Furthermore, it is possible to apply not only metal insert parts but also synthetic resin insert parts that have been deformed due to molding distortion or the like.

(Effects of the Invention) As described in detail above, the present invention provides an insert component made of a bent thin plate material along an insert mounting portion formed in a shape that matches a part of one surface of a regular insert component shape. After the insert components are placed in the same position, the slide core presses the insert component to bring it into close contact with the insert mounting portion, so that the shape is corrected and the insert component is mounted in the molding die in a regular shape.

This eliminates the need to form insert parts with high precision in the pre-process, eliminating the need for multiple bending operations using high-precision press molds, reducing equipment costs and shortening the time of the press forming process. Plan,
The manufacturing cost of insert parts is significantly reduced.

Furthermore, when installing insert parts with a robot for automation, the stopping position of the robot's arm is allowed within a certain range, so it is necessary to perform complex control using a robot that operates with high precision. This has the effect of significantly reducing equipment costs.

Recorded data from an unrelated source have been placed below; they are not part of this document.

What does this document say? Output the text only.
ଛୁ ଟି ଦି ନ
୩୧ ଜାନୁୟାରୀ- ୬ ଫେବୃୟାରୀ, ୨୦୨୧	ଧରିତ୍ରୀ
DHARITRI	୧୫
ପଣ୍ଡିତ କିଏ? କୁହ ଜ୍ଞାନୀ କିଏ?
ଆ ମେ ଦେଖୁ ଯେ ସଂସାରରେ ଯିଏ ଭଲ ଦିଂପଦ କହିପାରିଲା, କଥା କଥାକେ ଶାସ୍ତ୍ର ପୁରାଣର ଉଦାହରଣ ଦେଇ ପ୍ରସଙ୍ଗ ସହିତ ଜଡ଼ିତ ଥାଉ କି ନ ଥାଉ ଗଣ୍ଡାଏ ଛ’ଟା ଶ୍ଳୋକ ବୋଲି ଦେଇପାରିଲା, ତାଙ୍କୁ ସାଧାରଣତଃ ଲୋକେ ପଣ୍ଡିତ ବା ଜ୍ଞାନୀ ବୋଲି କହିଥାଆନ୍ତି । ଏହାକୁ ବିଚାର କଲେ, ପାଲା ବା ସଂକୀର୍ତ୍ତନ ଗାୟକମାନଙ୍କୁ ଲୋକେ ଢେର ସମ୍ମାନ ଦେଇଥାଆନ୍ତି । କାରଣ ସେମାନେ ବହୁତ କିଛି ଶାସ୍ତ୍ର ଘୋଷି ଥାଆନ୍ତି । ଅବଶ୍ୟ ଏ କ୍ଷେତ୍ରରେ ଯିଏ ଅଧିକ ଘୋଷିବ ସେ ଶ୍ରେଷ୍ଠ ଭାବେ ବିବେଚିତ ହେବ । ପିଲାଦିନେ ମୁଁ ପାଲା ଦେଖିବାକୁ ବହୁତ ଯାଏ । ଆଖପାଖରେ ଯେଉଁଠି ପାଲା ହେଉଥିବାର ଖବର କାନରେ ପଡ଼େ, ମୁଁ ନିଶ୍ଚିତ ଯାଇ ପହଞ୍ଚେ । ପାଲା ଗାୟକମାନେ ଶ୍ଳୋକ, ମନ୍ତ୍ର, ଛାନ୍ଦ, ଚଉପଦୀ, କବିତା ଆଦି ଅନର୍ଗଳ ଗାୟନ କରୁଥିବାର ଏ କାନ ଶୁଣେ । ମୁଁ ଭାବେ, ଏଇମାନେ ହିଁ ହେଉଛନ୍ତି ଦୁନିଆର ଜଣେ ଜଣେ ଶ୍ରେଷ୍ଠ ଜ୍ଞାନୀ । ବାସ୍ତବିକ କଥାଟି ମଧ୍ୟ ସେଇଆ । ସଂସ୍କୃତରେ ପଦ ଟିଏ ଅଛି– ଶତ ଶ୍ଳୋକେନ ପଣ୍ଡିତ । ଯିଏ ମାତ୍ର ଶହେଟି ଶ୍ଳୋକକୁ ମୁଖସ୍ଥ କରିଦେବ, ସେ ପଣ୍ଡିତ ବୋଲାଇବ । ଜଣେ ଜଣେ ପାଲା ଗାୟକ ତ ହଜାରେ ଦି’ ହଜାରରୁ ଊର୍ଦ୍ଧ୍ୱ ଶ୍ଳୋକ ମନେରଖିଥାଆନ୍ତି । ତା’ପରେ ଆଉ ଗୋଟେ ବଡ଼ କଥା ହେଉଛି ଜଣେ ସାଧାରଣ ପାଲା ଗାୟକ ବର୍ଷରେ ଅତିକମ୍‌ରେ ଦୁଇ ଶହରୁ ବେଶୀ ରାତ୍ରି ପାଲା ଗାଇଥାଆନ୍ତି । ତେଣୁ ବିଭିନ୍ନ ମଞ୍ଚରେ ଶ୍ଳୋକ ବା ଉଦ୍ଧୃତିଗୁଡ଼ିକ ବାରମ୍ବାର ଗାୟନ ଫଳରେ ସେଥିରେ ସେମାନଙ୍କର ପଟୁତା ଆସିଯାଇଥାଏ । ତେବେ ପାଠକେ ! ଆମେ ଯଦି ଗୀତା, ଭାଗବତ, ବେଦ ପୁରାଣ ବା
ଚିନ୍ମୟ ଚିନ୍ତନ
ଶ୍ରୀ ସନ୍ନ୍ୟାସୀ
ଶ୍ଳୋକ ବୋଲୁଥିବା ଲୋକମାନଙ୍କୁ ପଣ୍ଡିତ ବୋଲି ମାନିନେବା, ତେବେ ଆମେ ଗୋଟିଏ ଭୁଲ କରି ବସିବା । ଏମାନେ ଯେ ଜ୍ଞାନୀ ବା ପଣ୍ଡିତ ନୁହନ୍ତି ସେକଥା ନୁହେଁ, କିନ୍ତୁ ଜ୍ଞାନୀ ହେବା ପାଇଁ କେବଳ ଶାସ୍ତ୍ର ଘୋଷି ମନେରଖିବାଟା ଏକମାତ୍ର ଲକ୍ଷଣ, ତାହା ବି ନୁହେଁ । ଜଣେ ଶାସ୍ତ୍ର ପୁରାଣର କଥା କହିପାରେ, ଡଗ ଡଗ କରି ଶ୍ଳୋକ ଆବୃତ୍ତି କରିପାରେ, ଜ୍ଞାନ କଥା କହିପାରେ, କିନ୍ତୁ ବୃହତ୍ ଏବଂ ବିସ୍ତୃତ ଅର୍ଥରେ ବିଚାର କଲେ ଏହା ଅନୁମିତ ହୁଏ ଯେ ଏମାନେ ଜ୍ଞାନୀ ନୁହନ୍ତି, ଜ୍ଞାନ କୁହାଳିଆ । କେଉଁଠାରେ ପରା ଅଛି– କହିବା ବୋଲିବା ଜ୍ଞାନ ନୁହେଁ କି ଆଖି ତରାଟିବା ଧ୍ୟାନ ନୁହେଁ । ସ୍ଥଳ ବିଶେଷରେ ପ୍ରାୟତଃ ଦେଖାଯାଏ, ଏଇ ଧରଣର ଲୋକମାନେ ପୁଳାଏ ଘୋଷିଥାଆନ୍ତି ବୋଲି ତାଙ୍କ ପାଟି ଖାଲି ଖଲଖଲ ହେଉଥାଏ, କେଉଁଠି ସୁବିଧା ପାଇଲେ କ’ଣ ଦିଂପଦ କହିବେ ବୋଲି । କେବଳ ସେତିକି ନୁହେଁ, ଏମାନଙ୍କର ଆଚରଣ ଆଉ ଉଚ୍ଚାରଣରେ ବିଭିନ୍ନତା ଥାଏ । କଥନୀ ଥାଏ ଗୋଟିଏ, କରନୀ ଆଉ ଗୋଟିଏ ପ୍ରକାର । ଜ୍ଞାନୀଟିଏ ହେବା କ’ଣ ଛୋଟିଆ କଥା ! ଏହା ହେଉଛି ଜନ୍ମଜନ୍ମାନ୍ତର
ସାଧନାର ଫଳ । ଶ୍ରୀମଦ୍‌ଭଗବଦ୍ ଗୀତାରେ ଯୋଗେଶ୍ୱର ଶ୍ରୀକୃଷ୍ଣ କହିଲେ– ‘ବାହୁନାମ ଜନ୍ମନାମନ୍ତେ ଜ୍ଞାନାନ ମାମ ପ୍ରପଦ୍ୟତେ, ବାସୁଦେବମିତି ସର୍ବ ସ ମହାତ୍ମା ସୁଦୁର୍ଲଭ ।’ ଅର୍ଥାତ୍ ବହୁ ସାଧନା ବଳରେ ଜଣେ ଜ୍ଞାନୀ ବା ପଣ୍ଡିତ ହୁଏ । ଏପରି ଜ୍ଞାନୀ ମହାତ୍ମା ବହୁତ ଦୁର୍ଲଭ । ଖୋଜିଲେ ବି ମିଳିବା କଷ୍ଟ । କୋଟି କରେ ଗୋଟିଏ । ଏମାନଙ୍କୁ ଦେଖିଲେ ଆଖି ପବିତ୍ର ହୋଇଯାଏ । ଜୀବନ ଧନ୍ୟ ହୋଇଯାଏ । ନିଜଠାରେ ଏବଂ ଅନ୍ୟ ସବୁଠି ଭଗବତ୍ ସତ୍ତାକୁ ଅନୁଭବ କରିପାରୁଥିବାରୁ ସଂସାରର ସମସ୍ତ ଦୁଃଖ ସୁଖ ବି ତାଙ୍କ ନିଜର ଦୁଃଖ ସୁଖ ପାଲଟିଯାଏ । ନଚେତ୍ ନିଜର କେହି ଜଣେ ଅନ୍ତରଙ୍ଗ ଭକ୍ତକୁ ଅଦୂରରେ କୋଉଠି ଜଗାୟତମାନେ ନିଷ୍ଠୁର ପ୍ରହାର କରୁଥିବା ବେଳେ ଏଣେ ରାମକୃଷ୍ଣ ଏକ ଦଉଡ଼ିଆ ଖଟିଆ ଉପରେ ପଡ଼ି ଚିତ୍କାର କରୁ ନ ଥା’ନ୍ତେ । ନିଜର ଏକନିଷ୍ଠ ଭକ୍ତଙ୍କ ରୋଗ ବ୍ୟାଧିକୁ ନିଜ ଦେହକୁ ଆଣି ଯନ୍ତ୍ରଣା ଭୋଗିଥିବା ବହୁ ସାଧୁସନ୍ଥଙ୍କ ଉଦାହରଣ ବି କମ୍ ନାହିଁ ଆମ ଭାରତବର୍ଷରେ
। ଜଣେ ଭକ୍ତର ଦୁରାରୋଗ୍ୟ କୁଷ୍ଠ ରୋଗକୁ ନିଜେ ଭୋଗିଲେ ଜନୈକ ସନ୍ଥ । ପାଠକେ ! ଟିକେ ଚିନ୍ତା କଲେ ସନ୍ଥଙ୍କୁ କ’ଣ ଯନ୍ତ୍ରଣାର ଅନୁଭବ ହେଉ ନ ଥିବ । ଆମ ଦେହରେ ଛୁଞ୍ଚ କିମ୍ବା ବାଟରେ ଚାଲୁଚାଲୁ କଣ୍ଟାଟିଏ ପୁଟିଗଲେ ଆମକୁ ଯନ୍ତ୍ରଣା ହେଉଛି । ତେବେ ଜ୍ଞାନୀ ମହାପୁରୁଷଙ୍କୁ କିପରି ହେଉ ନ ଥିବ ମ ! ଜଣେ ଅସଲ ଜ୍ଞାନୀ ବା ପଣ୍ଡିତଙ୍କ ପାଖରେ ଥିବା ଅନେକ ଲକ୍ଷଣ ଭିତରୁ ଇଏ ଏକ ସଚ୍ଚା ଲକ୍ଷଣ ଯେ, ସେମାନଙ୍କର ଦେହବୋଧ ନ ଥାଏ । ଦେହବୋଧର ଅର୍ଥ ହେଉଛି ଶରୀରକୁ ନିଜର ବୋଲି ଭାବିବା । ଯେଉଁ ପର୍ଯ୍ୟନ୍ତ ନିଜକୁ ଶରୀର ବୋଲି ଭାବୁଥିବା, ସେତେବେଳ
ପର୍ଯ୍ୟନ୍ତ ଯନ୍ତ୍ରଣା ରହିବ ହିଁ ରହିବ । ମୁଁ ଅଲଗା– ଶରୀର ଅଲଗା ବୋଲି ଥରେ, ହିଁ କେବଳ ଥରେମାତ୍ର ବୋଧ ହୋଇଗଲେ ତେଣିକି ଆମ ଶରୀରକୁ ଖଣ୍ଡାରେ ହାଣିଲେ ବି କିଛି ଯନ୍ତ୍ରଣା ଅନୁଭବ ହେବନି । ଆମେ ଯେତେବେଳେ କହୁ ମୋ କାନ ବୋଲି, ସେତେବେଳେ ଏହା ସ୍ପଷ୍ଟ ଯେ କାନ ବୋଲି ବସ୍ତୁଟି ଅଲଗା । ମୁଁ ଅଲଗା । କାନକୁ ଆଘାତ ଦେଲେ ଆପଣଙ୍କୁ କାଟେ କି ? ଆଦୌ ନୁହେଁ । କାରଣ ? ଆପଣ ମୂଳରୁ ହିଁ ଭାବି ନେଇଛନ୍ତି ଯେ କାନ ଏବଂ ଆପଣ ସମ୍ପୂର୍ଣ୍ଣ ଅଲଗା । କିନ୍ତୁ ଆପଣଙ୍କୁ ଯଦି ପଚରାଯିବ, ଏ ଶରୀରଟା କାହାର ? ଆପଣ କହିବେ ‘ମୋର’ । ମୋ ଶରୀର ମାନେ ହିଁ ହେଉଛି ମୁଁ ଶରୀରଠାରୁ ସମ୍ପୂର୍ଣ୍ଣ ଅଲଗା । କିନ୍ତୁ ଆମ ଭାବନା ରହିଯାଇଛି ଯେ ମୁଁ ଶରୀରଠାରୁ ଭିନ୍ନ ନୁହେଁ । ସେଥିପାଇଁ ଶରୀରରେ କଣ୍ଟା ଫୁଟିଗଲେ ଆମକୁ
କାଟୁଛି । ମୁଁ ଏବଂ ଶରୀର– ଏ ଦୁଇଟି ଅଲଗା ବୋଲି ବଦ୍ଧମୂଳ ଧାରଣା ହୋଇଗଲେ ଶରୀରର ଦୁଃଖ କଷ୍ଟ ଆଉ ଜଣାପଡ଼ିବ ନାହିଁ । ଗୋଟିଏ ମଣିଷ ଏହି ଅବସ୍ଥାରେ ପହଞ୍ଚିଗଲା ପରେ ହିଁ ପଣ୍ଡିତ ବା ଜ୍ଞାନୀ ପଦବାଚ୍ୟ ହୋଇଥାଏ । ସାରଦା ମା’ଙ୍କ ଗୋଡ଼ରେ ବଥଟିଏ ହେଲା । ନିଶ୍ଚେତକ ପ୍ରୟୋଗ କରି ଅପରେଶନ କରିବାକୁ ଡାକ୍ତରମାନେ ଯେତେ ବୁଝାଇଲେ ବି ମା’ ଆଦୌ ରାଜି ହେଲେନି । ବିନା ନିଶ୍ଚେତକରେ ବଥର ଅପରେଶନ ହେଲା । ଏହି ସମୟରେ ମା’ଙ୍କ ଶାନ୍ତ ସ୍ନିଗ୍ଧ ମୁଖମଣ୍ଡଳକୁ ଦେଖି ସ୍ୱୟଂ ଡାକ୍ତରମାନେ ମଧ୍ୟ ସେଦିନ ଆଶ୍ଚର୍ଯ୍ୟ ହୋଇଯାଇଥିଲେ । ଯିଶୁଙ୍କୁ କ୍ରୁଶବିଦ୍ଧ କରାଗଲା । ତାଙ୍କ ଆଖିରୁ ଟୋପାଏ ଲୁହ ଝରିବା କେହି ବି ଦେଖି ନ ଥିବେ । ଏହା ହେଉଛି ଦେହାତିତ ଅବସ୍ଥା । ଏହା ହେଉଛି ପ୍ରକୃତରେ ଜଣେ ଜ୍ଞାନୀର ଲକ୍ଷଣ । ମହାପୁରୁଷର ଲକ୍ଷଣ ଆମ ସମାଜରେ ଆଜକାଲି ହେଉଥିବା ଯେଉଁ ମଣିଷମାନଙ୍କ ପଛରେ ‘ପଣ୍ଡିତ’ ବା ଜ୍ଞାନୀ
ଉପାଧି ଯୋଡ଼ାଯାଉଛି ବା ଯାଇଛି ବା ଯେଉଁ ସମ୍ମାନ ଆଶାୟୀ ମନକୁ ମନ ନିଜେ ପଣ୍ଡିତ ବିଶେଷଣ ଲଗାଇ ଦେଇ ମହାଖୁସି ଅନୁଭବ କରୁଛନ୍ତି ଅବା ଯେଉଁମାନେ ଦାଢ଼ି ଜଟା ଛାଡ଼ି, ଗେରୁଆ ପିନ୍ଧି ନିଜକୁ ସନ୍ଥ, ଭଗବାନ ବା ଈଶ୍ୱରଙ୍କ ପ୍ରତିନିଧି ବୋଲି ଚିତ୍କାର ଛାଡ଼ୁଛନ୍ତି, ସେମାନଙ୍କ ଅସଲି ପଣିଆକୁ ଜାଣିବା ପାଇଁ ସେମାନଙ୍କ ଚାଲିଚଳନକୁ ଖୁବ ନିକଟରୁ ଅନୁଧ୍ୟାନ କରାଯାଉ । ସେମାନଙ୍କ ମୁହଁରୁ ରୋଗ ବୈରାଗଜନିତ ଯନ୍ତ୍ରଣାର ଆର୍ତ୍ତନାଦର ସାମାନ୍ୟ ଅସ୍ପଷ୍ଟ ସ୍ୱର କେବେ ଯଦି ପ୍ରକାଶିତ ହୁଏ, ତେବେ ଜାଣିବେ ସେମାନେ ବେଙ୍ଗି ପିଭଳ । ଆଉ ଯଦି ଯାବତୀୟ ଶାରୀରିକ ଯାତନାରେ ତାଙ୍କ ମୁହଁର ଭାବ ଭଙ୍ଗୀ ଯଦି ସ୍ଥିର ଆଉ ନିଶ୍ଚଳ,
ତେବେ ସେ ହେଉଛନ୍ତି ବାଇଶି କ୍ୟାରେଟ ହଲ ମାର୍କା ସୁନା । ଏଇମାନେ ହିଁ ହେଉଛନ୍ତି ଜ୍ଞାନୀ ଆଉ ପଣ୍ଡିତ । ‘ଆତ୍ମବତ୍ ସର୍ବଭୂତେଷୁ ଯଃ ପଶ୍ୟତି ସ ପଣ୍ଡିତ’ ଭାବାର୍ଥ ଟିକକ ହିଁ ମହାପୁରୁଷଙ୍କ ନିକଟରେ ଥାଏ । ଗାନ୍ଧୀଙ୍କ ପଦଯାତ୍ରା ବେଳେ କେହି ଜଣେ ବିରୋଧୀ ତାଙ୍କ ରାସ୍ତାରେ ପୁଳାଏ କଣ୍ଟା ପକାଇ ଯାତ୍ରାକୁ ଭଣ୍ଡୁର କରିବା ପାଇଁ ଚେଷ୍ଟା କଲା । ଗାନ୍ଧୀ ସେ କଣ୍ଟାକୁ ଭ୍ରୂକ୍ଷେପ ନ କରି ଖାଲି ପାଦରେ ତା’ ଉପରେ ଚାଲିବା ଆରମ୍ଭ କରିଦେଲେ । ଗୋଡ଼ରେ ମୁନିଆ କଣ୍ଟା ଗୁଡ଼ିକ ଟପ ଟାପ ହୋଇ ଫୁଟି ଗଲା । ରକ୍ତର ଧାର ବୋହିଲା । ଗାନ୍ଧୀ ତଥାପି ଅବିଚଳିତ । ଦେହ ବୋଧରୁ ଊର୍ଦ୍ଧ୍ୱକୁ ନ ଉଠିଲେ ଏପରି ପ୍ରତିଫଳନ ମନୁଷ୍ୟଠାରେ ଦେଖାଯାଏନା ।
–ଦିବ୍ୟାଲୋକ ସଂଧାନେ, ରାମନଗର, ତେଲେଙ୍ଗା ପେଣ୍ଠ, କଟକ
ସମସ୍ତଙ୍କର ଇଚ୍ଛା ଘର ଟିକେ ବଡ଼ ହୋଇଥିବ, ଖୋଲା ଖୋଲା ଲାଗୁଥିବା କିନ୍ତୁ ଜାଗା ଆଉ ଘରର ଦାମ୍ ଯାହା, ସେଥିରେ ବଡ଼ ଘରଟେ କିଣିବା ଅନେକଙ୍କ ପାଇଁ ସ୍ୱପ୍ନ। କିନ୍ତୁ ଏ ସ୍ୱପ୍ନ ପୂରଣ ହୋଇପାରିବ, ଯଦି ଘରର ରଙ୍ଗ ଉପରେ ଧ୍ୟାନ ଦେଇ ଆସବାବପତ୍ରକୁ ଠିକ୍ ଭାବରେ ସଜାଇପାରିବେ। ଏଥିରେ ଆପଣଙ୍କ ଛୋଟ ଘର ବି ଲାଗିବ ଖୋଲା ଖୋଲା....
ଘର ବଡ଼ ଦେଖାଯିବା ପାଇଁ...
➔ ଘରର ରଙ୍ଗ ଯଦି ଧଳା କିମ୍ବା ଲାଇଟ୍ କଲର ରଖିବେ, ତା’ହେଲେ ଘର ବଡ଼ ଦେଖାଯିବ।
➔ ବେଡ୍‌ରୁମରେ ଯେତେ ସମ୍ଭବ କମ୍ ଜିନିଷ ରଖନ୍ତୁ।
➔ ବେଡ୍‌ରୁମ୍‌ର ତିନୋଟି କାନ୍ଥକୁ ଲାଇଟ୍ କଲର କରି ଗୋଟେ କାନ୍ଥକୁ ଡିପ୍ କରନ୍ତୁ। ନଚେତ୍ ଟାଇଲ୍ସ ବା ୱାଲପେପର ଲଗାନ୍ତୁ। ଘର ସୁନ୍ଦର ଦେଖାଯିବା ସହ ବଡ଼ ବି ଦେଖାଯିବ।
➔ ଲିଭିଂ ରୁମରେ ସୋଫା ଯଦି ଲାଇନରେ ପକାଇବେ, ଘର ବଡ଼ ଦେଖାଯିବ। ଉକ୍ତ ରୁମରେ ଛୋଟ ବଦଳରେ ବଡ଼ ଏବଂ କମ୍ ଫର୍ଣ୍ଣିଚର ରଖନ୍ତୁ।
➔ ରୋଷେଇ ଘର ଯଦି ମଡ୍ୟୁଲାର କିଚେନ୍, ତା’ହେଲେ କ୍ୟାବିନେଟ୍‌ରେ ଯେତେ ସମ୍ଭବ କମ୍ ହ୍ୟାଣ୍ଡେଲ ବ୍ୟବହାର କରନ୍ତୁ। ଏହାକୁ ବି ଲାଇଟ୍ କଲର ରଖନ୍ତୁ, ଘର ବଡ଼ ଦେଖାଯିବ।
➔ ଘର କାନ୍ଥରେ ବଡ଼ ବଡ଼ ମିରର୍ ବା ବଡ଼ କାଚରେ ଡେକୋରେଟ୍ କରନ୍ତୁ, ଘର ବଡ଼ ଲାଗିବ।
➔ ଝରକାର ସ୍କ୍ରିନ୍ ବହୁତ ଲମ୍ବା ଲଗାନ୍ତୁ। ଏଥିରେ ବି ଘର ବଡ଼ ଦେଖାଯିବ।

[Brief explanation of the drawing]

Figure 1 is a vertical sectional view of a molding die used to carry out the present invention, Figure 2 is a sectional view taken along the line ■-■ in Figure 1, and Figure 3 is a cross-sectional view of the mold shown in Figure 1. A vertical cross-sectional view showing the mold opening state before the insert part is installed in the molding die, FIG. 4 is a view taken along the IT-IV arrow in FIG. 3, and FIG.
A vertical cross-sectional view showing the mold opening state after the insert part is installed in the mold shown in the figure. - Figure 6 is a view taken along the VI-Vl arrow in Figure 5. Figure 7 is a view of the conventional mold. A vertical sectional view showing an example. FIG. 8 is a sectional view taken along the line ■-■ in FIG. 7. 6... Molding die 7... Insert part 1G-... Slide core 16... Insert mounting part Fig. 1 Fig. 3 Fig. 2 Fig. 4 Fig. 5 Fig. 6 Fig. 7 Fig. 8

Claims (1)

[Claims] (1) After placing a bent-shaped insert part made of a thin plate material in a molding die along an insert mounting part formed in a shape that matches a part of one side of the regular insert part shape, the insert part is mounted. A slide core provided so as to be movable forward and backward with respect to the insert part is moved toward the insert part and presses the other side of the insert part to bring it into close contact with the insert mounting part and to mount it in the mold. How to attach the insert part to the mold.